Nie znam się na matematyce, ale wiem jak jest na psychologii. Pewnie jest inaczej, ale nie bardzo różnie
Licencjat / inżynierka - +- trzyletnie studia. Zakończone pracą na jakiś temat, nic trudnego
Magister - magisterka wymaga na psychologii przeprowadzenia własnych badań, nie wiem jak na matmie, ale pewnie też coś na podobnym stopniu trudności. Ty prowadzisz badania, ale pomysł na badania może być kogoś innego i ty replikujesz
Doktorat - na psychologii i ekonomii wymaga odkrycia czegoś nowego w nauce czego wcześniej nie wiedziano.

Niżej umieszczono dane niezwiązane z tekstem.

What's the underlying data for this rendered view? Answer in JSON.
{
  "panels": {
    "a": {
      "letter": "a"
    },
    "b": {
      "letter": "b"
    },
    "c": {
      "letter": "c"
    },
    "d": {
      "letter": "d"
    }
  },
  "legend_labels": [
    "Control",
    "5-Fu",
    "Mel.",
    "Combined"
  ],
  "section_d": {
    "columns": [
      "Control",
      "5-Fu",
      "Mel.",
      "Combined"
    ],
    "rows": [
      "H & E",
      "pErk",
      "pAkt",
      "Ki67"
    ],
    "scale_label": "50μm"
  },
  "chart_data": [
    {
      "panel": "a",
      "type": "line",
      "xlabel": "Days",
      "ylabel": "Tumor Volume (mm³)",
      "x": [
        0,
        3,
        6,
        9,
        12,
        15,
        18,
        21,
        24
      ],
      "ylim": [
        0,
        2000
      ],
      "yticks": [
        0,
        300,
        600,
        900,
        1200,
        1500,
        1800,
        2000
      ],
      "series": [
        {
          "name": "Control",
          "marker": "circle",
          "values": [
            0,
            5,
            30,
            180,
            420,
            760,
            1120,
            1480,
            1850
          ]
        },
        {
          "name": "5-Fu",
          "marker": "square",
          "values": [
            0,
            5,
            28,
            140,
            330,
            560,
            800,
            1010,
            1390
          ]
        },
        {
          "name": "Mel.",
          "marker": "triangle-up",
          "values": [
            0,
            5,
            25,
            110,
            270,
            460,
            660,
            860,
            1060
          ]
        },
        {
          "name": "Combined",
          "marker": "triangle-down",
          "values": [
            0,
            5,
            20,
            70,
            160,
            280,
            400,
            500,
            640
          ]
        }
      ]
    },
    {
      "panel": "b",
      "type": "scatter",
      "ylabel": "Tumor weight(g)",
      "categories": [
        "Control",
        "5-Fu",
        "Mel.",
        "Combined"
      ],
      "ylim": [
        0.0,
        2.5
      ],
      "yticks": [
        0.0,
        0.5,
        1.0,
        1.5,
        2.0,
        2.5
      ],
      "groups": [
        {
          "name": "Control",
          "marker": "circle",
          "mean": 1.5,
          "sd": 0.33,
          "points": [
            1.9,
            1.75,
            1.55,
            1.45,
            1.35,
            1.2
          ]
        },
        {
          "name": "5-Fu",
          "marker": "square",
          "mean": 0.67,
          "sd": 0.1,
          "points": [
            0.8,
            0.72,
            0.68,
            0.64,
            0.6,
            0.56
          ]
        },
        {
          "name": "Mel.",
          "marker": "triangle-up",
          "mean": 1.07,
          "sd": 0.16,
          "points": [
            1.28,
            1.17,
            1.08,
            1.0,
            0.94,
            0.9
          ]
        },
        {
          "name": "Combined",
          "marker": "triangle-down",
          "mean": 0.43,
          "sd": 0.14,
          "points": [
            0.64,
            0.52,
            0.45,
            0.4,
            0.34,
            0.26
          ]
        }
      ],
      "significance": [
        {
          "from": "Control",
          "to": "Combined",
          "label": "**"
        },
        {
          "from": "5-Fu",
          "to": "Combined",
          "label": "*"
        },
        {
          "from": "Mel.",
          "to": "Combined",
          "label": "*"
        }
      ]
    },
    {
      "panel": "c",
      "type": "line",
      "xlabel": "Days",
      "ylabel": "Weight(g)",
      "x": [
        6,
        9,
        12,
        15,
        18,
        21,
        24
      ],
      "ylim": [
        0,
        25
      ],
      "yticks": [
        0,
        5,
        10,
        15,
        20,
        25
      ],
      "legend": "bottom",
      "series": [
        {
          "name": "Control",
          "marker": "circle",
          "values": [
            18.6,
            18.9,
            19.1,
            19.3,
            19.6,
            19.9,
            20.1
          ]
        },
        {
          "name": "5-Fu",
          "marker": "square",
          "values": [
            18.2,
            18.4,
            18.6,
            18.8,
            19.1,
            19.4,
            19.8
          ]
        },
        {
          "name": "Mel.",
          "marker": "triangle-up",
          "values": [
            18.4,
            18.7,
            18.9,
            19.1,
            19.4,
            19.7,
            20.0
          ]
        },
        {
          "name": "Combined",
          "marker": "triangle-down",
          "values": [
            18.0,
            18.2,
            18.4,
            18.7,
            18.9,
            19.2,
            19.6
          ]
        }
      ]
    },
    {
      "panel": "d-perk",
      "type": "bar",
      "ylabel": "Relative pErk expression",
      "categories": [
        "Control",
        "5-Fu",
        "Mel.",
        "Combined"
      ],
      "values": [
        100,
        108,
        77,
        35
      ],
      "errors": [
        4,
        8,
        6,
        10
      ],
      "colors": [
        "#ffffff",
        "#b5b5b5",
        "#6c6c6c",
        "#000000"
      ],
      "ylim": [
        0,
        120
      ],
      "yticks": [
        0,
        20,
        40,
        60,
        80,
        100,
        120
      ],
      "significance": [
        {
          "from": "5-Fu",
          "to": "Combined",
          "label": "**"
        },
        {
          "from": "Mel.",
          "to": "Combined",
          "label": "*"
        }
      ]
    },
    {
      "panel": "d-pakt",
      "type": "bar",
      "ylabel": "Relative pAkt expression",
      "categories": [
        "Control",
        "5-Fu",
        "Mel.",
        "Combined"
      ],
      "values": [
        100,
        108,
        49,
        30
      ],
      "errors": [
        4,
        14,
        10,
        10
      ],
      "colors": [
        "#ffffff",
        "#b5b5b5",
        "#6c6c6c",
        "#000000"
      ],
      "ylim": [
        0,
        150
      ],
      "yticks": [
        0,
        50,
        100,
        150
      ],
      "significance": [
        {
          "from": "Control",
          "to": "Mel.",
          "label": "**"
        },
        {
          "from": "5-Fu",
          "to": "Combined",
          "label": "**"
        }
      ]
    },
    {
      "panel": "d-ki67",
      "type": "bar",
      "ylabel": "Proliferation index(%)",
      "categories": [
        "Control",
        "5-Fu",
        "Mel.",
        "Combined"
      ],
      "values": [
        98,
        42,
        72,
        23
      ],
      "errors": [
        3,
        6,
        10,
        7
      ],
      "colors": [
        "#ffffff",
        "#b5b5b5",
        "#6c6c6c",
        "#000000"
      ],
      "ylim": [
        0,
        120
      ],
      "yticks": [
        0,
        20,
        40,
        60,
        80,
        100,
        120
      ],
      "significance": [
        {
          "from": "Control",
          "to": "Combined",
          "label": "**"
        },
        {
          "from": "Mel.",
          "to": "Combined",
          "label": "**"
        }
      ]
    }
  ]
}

Nie wiem jak w matmie. Ogólnie jak już jesteś doktorem to reprezentujesz bardzo wysoki poziom wiedzy i tak dalej.
Habilitacja (doktor habilitowany) - od tego momentu jest się niezależnym pracownikiem naukowym (nie potrzebujesz promotora) i grzecznościowo zwracają się do ciebie per "profesor". Na habilitację masz chyba 8 lat, równolegle pracujesz na uczelni i robisz inne rzeczy ze swojego życia. Większość moich prowadzących to doktorzy którzy robią habilitację.
Profesor nadzwyczajny - nie wiem jak przechodzi się z doktora habilitowanego na profesora nadzwyczajnego.
Profesor zwyczajny -
Do całości na pewno wymagana jest praca na uczelni. Na pewno też po drodze jest obowiązek pracy ze studentami.
Ważna jest też liczba publikacji naukowych i ich cytowalność
I ilość konferencji na jakich się występowało
I ilość przeprowadzonych badań (ale tego możliwe, że w matmie nie ma, bo nie jest nauką empiryczną)
Mam parę pomysłów, ale nie wiem czy będą one miały sens być uznawane w środowisku naukowym.
Środowisko matematyków na Twoje szczęście często mniej chodzi po ziemii, niż środowisko innych nauk.